Note that the API changes section in Manifest V3 is not finished at the moment of this writing and thus prone to changes. If you are unsure about changes described here, use the linked material as the definitive reference.

More restrictions for Web-Accessible resources

Web-Accessible resources are resources used in the context of a web page. An extension that modifies the interface of a page must specify the modifying resources in the Manifest file under the web_accessible_resources field.

In Manifest V3, resources restrictions will be stricter by requiring that any resource that will be loaded in an untrusted frame to be also specified.

{
"web_accessible_resources": [
"images/*.png"
]
}

Another change refers to the resources URL. Resources are identified as chrome-extension://<extension-id>/<resource-path>. This schema allows websites to fingerprint extensions. According to the Manifest V3 design document, Chrome plans to improve this by (optionally) allowing resources to only be exposed through a unique identifier, rather than through their path.

Dynamic Content Scripts

Extensions will be able to dynamically add, remove, enable, and disable content scripts. This dynamic feature will allow extensions to add scripts only once they have such permission.

Conclusions

There are many changes. Moving background scripts to a Service Worker is a big move, both for the platform and for authors.
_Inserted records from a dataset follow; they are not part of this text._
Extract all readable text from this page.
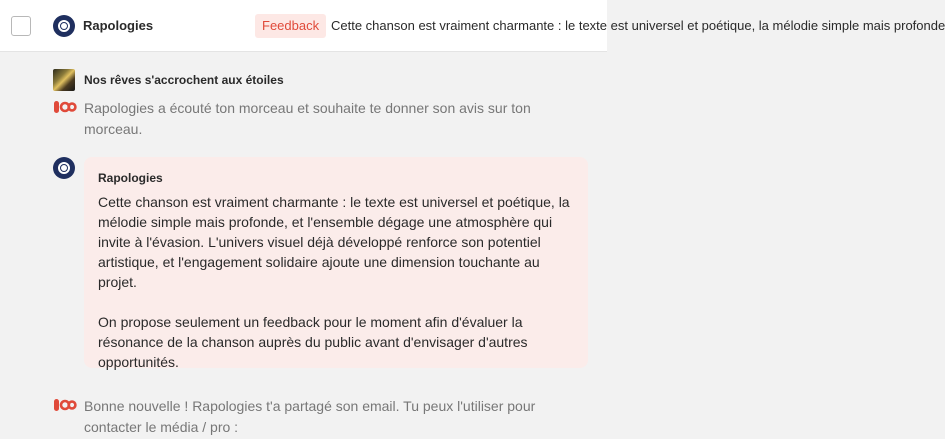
Rapologies	Feedback Cette chanson est vraiment charmante : le texte est universel et poétique, la mélodie simple mais profonde
Nos rêves s'accrochent aux étoiles
Rapologies a écouté ton morceau et souhaite te donner son avis sur ton morceau.
Rapologies

Cette chanson est vraiment charmante : le texte est universel et poétique, la mélodie simple mais profonde, et l'ensemble dégage une atmosphère qui invite à l'évasion. L'univers visuel déjà développé renforce son potentiel artistique, et l'engagement solidaire ajoute une dimension touchante au projet.

On propose seulement un feedback pour le moment afin d'évaluer la résonance de la chanson auprès du public avant d'envisager d'autres opportunités.

Bonne nouvelle ! Rapologies t'a partagé son email. Tu peux l'utiliser pour contacter le média / pro :
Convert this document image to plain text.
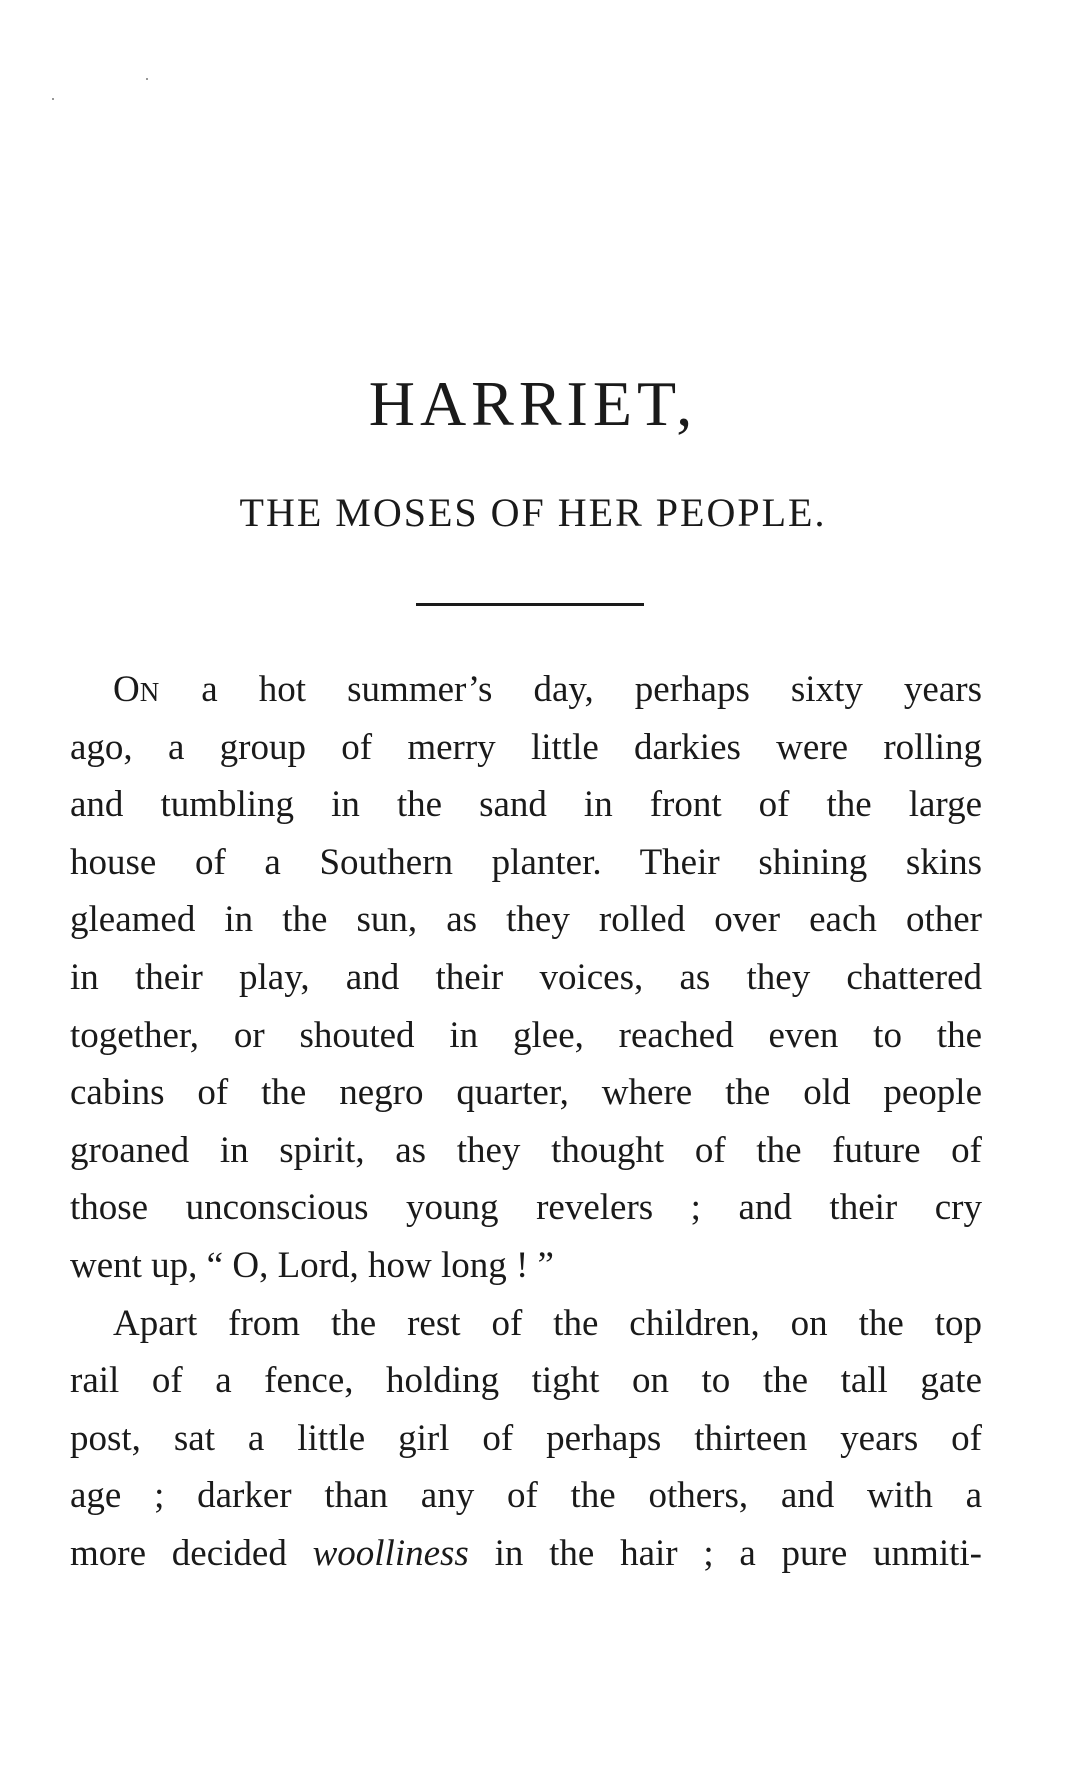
HARRIET,
THE MOSES OF HER PEOPLE.
ON a hot summer’s day, perhaps sixty years
ago, a group of merry little darkies were rolling
and tumbling in the sand in front of the large
house of a Southern planter. Their shining skins
gleamed in the sun, as they rolled over each other
in their play, and their voices, as they chattered
together, or shouted in glee, reached even to the
cabins of the negro quarter, where the old people
groaned in spirit, as they thought of the future of
those unconscious young revelers ; and their cry
went up, “ O, Lord, how long ! ”
Apart from the rest of the children, on the top
rail of a fence, holding tight on to the tall gate
post, sat a little girl of perhaps thirteen years of
age ; darker than any of the others, and with a
more decided woolliness in the hair ; a pure unmiti-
Another high point is the API moving to be promise-based, making the development of WebExtensions similar to Firefox’s Add-On API. Considering there are no standards for Extensions, this is great for authors looking to ease the process of writing cross-platform extensions, considering that in theory, other Chromium-based browsers will not object in following changes that don’t affect the output (such as API promisification).

Still talking about the code standardization, my bet is that other browsers will follow most of the Manifest V3 changes, despite some divergences. See Firefox’s Manifest V3 FAQ and Opera, Brave, and Vivaldi’s opinions for more.

Call me an optimist, but I hope this update also gives traction to the browser extension community group.